Man kam überein, Velden solle die ersten Jahre noch auf Burghof leben; der Graf kannte seine große Anhänglichkeit an die Heimath und wußte auch, daß es für Hermann ein wohlthuendes Gefühl sein würde, seine Frau in sein Heim zu führen. »Dem alten Stammsitz deiner Väter, deinem eigenen Fleck Erde, sollst du dich zuerst widmen,« sagte er; »später wirst du zu Asten noch Wurzel fassen können – ein Astener Kind bist du ja so wie so. Deine Mutter ist überdies lange genug einsam gewesen, und du kannst nie genug thun, um ihr den Abend ihres mühevollen Lebens zu verschönern. Weiß Gott, sie hat es verstanden, auf dem wilden Stamm ein edeles Reis zu ziehen,« setzte er bedeutsam hinzu. Hermann dankte froh und gerührt dem Grafen für seinen zartfühlenden Vorschlag.

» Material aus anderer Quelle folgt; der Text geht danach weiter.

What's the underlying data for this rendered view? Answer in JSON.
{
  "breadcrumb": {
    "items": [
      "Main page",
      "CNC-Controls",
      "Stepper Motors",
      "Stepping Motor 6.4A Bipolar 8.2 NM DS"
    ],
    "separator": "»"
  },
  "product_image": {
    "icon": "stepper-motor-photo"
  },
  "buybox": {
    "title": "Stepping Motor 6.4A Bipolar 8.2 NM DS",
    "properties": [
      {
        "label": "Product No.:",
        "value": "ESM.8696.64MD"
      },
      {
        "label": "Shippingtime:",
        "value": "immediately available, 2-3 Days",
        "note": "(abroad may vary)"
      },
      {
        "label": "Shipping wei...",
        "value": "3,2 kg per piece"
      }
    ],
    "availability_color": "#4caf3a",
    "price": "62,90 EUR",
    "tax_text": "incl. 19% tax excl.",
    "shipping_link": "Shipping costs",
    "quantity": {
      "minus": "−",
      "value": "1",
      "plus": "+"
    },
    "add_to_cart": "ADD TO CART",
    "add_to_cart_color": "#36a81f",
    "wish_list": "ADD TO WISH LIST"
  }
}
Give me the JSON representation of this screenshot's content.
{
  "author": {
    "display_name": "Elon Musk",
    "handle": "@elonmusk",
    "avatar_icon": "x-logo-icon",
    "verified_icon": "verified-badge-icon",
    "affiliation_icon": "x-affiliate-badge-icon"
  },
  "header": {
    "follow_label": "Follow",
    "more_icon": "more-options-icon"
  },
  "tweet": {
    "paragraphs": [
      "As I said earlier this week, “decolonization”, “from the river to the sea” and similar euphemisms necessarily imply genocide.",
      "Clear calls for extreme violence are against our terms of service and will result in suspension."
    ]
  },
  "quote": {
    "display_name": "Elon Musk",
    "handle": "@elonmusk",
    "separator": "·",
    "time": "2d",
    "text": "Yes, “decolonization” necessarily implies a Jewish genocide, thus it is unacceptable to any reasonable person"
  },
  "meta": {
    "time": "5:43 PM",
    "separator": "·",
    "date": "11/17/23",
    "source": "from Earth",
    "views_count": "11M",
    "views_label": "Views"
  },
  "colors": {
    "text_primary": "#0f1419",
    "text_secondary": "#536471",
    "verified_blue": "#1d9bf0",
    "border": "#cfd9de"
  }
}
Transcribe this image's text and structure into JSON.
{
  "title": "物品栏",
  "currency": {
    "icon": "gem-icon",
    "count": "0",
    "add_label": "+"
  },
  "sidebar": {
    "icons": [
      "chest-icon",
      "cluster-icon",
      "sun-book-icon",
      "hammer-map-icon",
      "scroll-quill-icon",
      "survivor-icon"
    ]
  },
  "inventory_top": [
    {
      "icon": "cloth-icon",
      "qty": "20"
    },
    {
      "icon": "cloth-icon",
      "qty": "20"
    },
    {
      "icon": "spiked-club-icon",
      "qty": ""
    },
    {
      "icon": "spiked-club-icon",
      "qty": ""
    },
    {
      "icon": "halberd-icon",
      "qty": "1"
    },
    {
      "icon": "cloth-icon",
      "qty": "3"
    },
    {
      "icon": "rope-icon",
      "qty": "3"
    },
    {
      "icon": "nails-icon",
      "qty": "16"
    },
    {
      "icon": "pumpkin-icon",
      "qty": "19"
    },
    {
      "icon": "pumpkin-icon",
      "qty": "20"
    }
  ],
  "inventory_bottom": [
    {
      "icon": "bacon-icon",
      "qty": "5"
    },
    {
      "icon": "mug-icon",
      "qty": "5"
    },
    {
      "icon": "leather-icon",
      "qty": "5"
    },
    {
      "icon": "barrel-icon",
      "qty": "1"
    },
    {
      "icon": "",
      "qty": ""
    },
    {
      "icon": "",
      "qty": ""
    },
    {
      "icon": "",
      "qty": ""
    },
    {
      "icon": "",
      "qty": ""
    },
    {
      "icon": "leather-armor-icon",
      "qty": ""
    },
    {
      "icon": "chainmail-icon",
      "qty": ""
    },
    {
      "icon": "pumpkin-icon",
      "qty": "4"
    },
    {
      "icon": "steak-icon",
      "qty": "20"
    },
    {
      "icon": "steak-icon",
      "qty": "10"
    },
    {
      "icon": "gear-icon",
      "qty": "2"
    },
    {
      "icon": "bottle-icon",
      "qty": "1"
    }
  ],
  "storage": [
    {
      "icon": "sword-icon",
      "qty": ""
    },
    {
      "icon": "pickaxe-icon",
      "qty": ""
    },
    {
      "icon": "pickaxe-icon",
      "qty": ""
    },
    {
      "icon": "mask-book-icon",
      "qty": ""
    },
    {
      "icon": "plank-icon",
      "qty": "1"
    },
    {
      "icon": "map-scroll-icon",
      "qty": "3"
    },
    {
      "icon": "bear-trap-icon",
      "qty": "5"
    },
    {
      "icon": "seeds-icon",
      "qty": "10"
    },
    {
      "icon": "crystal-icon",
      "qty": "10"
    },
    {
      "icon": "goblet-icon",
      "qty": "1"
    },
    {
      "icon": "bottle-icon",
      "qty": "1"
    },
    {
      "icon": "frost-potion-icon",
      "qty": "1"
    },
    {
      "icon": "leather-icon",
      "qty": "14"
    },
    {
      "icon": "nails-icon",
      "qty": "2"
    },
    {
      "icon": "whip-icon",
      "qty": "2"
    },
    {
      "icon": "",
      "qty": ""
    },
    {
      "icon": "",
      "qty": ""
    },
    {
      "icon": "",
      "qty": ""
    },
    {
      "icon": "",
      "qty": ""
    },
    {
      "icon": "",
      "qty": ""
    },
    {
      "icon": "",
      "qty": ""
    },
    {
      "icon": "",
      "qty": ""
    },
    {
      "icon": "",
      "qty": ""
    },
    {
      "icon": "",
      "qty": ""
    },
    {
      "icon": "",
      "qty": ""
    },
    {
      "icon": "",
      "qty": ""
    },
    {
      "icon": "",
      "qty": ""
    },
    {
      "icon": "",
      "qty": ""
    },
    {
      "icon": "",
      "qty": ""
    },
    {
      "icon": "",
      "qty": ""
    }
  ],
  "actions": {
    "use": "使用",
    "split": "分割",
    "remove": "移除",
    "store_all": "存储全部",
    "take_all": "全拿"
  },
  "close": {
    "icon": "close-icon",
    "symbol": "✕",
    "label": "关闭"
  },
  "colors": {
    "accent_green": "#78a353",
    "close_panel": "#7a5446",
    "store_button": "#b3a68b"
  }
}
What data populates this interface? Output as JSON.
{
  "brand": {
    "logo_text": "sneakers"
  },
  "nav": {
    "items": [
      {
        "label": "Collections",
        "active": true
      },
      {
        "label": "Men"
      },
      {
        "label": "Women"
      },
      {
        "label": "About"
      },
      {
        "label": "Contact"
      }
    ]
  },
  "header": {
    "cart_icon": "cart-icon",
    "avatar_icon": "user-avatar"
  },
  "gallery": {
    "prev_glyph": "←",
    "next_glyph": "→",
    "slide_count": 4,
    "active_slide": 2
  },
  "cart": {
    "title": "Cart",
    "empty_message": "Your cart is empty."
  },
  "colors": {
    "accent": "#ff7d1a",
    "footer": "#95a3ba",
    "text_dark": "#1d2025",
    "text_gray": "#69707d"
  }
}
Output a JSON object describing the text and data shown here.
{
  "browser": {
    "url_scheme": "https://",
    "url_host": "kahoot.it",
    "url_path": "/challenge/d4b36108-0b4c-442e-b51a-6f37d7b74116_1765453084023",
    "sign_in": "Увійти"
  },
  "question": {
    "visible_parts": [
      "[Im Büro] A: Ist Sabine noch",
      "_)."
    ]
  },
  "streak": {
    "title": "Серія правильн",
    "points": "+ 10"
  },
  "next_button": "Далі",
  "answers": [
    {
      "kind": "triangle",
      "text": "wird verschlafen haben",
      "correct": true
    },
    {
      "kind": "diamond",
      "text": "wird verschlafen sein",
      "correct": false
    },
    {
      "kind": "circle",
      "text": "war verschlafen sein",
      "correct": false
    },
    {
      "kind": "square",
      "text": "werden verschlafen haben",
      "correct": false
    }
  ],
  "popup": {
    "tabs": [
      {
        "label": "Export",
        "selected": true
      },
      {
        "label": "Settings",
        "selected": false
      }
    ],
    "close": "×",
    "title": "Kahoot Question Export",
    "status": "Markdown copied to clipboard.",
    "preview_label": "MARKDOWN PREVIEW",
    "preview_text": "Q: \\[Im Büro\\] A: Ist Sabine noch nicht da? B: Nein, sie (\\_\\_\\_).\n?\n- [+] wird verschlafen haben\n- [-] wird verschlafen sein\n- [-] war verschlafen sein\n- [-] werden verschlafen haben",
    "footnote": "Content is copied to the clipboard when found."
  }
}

Von dem mühevollen Leben, welches Graf Asten erwähnt hatte, zeigten Frau von Velden's Züge kaum eine Spur mehr, als sie an dem Abende, der ihres Sohnes Ehrentag voranging, froh die herzlichsten Glückwünsche entgegen nahm, die ihr von allen Seiten entgegengebracht wurden. Es ist eine schöne Gottesgabe, daß der Mensch, wenn ihm die Sonne des Glückes wieder scheint, vergessen kann, wie düster die vorhergehende Zeit war. In Frau von Velden's zarter Gestalt und der anmuthigen Eleganz, die sie auch in den bescheidensten Verhältnissen sich zu bewahren gewußt, lag immer noch etwas Jugendliches. Man konnte sie kaum für die Mutter des stattlichen Mannes halten, auf dem ihr Auge mit mütterlichem Stolze ruhte.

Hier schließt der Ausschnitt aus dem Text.